In the midst of all this frenzy, ESA has developed a collaborative approach. A philosophy whose culminating point would be the Moon Village, a project to pool efforts on the surface of the Moon. More specifically, the European Space Agency is developing a service module for the Orion american spaceship, experiments for the Chang’e chinese program, or a drilling and analysis system for the Russian lunar exploration program, Luna 27.

For just over a year, ESA also hopes to bring back a sample of the Moon’s surface with the Heracles robotic mission in collaboration with JAXA and the Canadian Space Agency. This mission will use the LOP-G to simplify the return procedure within five to ten years. Heracles could thus take off on an Ariane 6. The mission would land a small rover on the surface of the Moon which will collect samples. The precious lunar rocks would then be put in a stage that would join the LOP-G. It would then be necessary to wait for astronauts to come and pick them up on board an Orion spaceship.

ESA and its two partners have never landed a lander on the surface of the Moon. It is therefore an extremely ambitious first mission. So far, Heracles is still in the study phase. We imagine that the partner space agencies are waiting to be sure that the LOP-G will be launched before releasing important funds.

The European Space Agency is also working on a new upper stage of Ariane 6 made in carbon fiber, named Icarus. It could allow the European launcher to significantly improve its performance towards the geostationary orbit or the Moon. Icarus might be able to launch Heracles. This new stage will be ready in the middle of the next decade.

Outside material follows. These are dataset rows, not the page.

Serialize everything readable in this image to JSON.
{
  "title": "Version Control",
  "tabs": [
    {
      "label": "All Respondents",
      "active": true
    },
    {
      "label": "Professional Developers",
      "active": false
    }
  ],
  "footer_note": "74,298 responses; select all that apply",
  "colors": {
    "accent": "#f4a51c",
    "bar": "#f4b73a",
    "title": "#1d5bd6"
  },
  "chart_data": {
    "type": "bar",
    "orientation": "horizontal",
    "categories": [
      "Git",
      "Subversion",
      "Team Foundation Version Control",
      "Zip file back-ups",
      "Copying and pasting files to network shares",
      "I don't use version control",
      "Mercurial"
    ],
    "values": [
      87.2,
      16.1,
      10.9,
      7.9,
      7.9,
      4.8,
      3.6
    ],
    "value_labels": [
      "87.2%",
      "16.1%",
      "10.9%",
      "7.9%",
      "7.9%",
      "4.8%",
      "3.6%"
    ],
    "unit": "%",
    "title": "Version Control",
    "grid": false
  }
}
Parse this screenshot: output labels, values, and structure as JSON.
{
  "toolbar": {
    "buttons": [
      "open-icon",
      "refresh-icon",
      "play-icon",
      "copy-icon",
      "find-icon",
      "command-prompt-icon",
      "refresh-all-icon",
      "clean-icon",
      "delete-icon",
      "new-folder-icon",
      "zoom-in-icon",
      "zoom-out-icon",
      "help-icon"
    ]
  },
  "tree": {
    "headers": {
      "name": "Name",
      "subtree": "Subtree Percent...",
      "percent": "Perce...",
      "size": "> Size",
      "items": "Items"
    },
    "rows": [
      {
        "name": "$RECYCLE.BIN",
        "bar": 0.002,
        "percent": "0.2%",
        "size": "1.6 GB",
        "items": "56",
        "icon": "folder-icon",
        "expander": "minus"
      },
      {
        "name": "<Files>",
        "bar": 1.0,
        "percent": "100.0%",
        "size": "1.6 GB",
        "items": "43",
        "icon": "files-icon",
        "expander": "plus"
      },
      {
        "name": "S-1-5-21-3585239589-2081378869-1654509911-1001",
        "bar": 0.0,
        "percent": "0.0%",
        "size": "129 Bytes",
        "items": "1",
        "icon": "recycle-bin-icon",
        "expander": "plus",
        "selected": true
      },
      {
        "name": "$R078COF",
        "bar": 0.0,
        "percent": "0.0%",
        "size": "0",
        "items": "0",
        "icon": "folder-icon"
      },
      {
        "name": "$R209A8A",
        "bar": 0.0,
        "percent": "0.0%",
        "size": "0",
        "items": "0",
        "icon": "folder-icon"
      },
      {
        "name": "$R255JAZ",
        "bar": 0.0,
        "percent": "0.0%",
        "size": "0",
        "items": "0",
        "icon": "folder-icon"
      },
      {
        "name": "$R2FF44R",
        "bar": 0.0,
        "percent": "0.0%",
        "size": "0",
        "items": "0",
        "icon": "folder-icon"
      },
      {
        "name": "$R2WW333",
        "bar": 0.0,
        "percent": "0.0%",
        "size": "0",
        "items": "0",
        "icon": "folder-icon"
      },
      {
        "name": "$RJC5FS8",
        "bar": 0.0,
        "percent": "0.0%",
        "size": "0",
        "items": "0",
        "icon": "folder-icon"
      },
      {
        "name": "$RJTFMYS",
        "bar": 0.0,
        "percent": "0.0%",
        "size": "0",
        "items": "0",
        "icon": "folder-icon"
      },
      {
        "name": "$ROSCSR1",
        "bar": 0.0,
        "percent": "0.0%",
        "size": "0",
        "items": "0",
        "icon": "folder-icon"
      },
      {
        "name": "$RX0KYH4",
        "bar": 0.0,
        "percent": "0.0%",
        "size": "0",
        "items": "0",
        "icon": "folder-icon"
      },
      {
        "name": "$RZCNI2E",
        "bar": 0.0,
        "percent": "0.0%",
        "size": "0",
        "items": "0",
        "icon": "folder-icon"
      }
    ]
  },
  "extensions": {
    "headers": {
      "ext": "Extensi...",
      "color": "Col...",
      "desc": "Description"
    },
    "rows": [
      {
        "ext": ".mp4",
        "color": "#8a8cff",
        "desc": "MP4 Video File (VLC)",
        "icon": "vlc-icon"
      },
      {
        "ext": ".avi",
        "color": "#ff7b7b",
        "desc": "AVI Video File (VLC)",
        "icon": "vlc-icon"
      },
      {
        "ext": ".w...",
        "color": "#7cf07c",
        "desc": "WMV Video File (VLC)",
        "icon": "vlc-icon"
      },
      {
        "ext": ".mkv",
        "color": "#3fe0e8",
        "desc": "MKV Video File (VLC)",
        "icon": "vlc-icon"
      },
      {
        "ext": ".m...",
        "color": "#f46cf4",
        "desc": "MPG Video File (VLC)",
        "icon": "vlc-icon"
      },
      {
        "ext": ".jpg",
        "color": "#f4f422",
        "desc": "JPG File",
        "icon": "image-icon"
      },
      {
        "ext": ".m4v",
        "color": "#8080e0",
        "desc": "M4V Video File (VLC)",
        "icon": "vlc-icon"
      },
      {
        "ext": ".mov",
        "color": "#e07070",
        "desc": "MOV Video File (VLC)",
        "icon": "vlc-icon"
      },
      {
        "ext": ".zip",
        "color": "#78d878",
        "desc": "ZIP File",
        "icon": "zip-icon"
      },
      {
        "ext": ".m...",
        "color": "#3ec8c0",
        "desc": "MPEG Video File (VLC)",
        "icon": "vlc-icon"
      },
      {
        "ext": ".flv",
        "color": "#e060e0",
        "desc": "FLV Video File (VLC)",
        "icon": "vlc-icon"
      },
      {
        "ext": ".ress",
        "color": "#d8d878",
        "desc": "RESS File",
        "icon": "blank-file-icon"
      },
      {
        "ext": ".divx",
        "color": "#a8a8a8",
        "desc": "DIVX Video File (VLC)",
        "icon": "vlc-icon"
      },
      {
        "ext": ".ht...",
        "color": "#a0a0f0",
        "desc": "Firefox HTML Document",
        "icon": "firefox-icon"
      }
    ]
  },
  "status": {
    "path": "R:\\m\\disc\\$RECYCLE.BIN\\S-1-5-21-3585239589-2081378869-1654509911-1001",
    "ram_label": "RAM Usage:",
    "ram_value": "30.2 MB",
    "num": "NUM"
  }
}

Arianegroup published a few days ago a video showing this carbon fiber stage propelling a cargo spaceship towards the LOP-G. This spacecraft strongly looks like the ATV, the spacecraft that has supplied five times the International Space Station. No announcements were made with this video, so it may be only a wish of Arianegroup. But that may be interesting because ESA designs the service module of the Orion spacecraft.

This module is precisely based on the architecture of the ATV cargo spaceship, whose last flight took place five years ago. Converting the the ATV to supply the LOP-G might be less difficult than starting a new project from scratch. We imagine that it will greatly reduce the mass of the ATV because the version of the ATV that supplied the ISS had a mass of more than 20 tons at takeoff. Ariane 6 will not be able to send more than eight or nine tons to the Moon.

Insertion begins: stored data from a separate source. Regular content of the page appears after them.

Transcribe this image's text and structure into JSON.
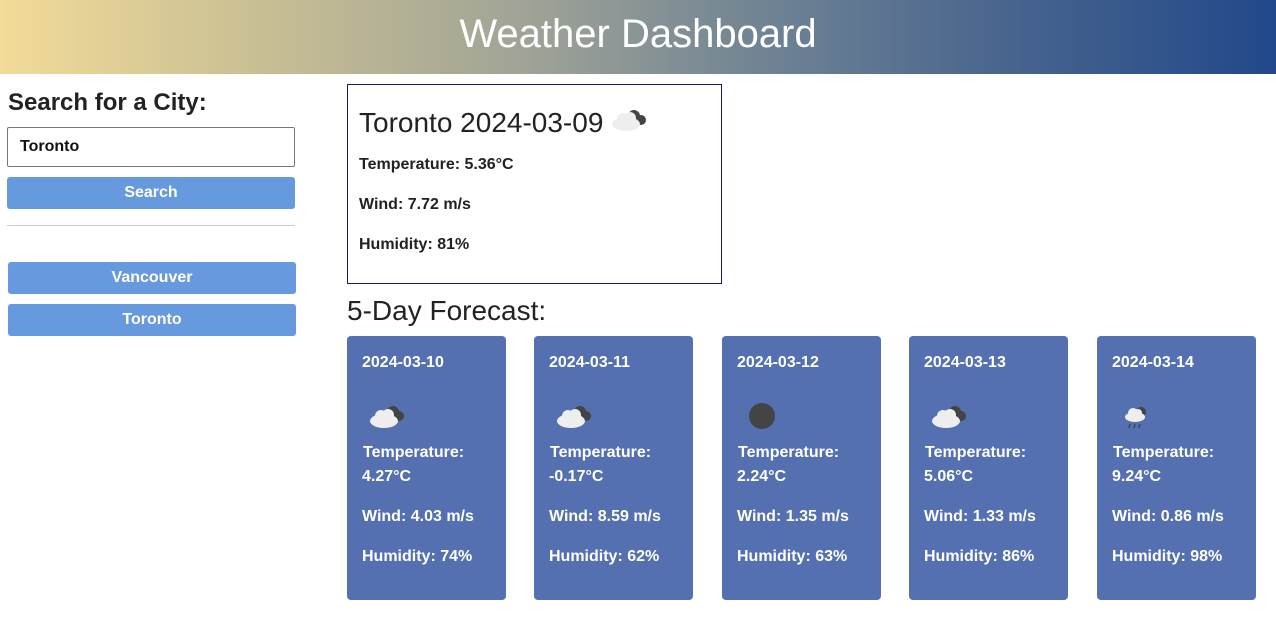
{
  "header": {
    "title": "Weather Dashboard"
  },
  "sidebar": {
    "title": "Search for a City:",
    "search_value": "Toronto",
    "search_label": "Search",
    "history": [
      "Vancouver",
      "Toronto"
    ]
  },
  "current": {
    "title": "Toronto 2024-03-09",
    "icon": "broken-clouds-icon",
    "temperature": "Temperature: 5.36°C",
    "wind": "Wind: 7.72 m/s",
    "humidity": "Humidity: 81%"
  },
  "forecast": {
    "title": "5-Day Forecast:",
    "temp_label": "Temperature:",
    "days": [
      {
        "date": "2024-03-10",
        "icon": "broken-clouds-icon",
        "temp": "4.27°C",
        "wind": "Wind: 4.03 m/s",
        "humidity": "Humidity: 74%"
      },
      {
        "date": "2024-03-11",
        "icon": "broken-clouds-icon",
        "temp": "-0.17°C",
        "wind": "Wind: 8.59 m/s",
        "humidity": "Humidity: 62%"
      },
      {
        "date": "2024-03-12",
        "icon": "clear-night-icon",
        "temp": "2.24°C",
        "wind": "Wind: 1.35 m/s",
        "humidity": "Humidity: 63%"
      },
      {
        "date": "2024-03-13",
        "icon": "broken-clouds-icon",
        "temp": "5.06°C",
        "wind": "Wind: 1.33 m/s",
        "humidity": "Humidity: 86%"
      },
      {
        "date": "2024-03-14",
        "icon": "rain-icon",
        "temp": "9.24°C",
        "wind": "Wind: 0.86 m/s",
        "humidity": "Humidity: 98%"
      }
    ]
  },
  "colors": {
    "accent": "#6699dd",
    "card": "#5470b0",
    "header_start": "#f2db98",
    "header_end": "#21488a"
  }
}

Arianegroup and ESA are working on a lunar mission

– News of January 22, 2019 –

Arianegroup has just launched a partnership with ESA to develop a lunar mission for 2025. It is a robotic mission focused on the use of local resources. The lunar regolith seems particularly interesting for Arianegroup since it is possible to extract water and oxygen, which are two of the most important resources to accompany a human presence.

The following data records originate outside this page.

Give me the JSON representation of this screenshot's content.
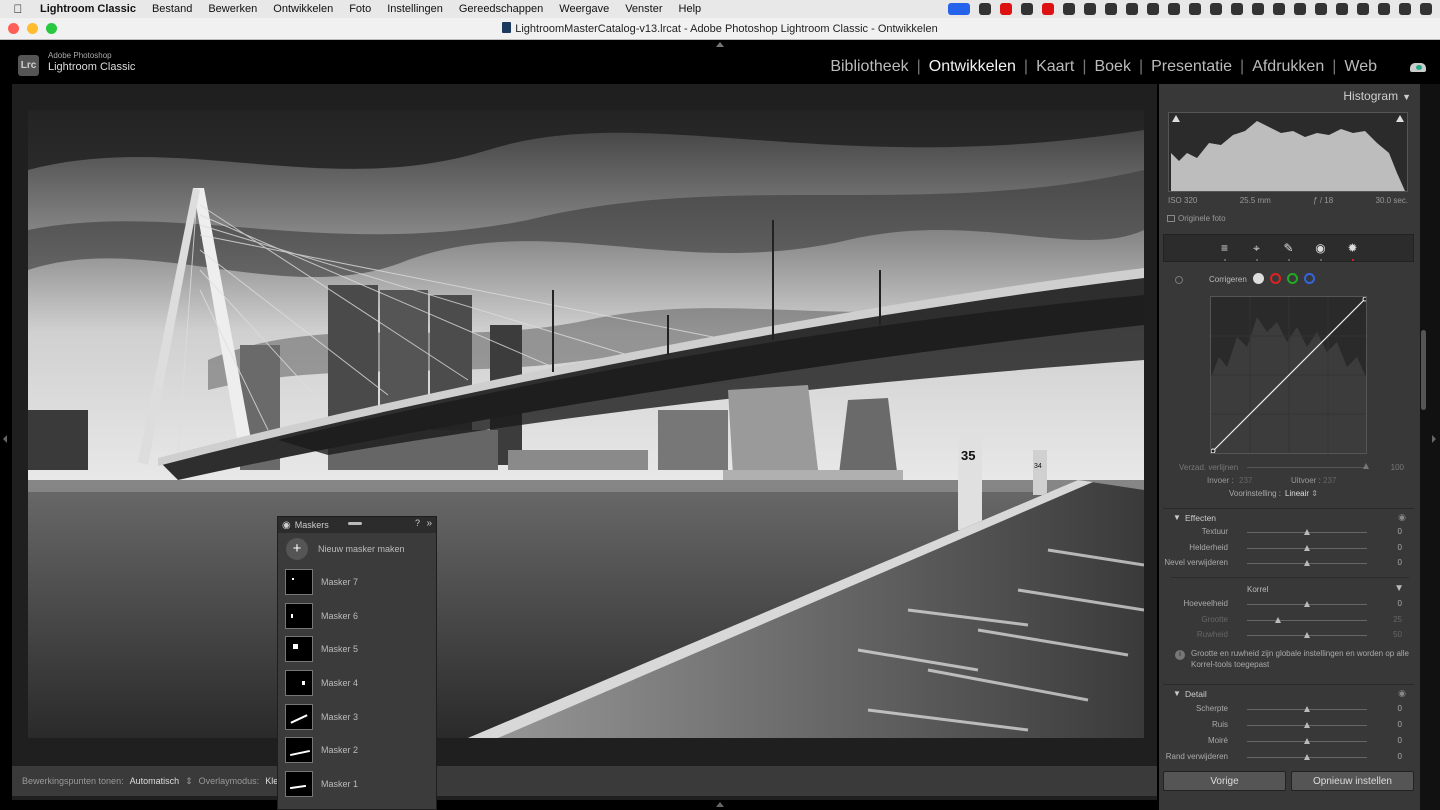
{
  "menubar": {
    "app_name": "Lightroom Classic",
    "items": [
      "Bestand",
      "Bewerken",
      "Ontwikkelen",
      "Foto",
      "Instellingen",
      "Gereedschappen",
      "Weergave",
      "Venster",
      "Help"
    ]
  },
  "window": {
    "title": "LightroomMasterCatalog-v13.lrcat - Adobe Photoshop Lightroom Classic - Ontwikkelen"
  },
  "brand": {
    "logo_text": "Lrc",
    "line1": "Adobe Photoshop",
    "line2": "Lightroom Classic"
  },
  "modules": [
    {
      "label": "Bibliotheek",
      "active": false
    },
    {
      "label": "Ontwikkelen",
      "active": true
    },
    {
      "label": "Kaart",
      "active": false
    },
    {
      "label": "Boek",
      "active": false
    },
    {
      "label": "Presentatie",
      "active": false
    },
    {
      "label": "Afdrukken",
      "active": false
    },
    {
      "label": "Web",
      "active": false
    }
  ],
  "toolbar": {
    "pins_label": "Bewerkingspunten tonen:",
    "pins_value": "Automatisch",
    "overlay_label": "Overlaymodus:",
    "overlay_value": "Kleuro"
  },
  "photo": {
    "pier_sign": "35",
    "pier_sign_small": "34"
  },
  "masks_panel": {
    "title": "Maskers",
    "new_mask_label": "Nieuw masker maken",
    "masks": [
      "Masker 7",
      "Masker 6",
      "Masker 5",
      "Masker 4",
      "Masker 3",
      "Masker 2",
      "Masker 1"
    ]
  },
  "histogram": {
    "title": "Histogram",
    "iso": "ISO 320",
    "focal": "25.5 mm",
    "aperture": "ƒ / 18",
    "shutter": "30.0 sec.",
    "original_label": "Originele foto"
  },
  "tone_curve": {
    "correct_label": "Corrigeren",
    "channels": [
      {
        "name": "rgb",
        "color": "#d8d8d8"
      },
      {
        "name": "red",
        "color": "#d22"
      },
      {
        "name": "green",
        "color": "#2a2"
      },
      {
        "name": "blue",
        "color": "#36d"
      }
    ],
    "saturation_label": "Verzad. verlijnen",
    "saturation_value": "100",
    "input_label": "Invoer :",
    "input_value": "237",
    "output_label": "Uitvoer :",
    "output_value": "237",
    "preset_label": "Voorinstelling :",
    "preset_value": "Lineair"
  },
  "effects": {
    "title": "Effecten",
    "sliders": [
      {
        "label": "Textuur",
        "value": "0",
        "level": 0.5
      },
      {
        "label": "Helderheid",
        "value": "0",
        "level": 0.5
      },
      {
        "label": "Nevel verwijderen",
        "value": "0",
        "level": 0.5
      }
    ],
    "grain_title": "Korrel",
    "grain_sliders": [
      {
        "label": "Hoeveelheid",
        "value": "0",
        "level": 0.5,
        "dim": false
      },
      {
        "label": "Grootte",
        "value": "25",
        "level": 0.25,
        "dim": true
      },
      {
        "label": "Ruwheid",
        "value": "50",
        "level": 0.5,
        "dim": true
      }
    ],
    "note": "Grootte en ruwheid zijn globale instellingen en worden op alle Korrel-tools toegepast"
  },
  "detail": {
    "title": "Detail",
    "sliders": [
      {
        "label": "Scherpte",
        "value": "0",
        "level": 0.5
      },
      {
        "label": "Ruis",
        "value": "0",
        "level": 0.5
      },
      {
        "label": "Moiré",
        "value": "0",
        "level": 0.5
      },
      {
        "label": "Rand verwijderen",
        "value": "0",
        "level": 0.5
      }
    ]
  },
  "buttons": {
    "previous": "Vorige",
    "reset": "Opnieuw instellen"
  }
}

This European lunar mission could be based on the latest work from ESA’s Seeds program. Each year, it brings together students at the end of the cycle to work on a particular theme of space exploration. In 2018, they worked on a concept of lunar outpost dedicated to the local production of propellants.

Having a source of propellant on the Moon would mean to be able to leave Earth with a lighter weight and take off with a rocket a little less massive. The electrolysis of water could provide the hydrogen and oxygen necessary for the operation of a rocket engine. We know that the craters of the Moon’s South Pole are home to ice water. By working with these elements, Arianegroup and ESA could design an important mission to prepare the return of man to the moon.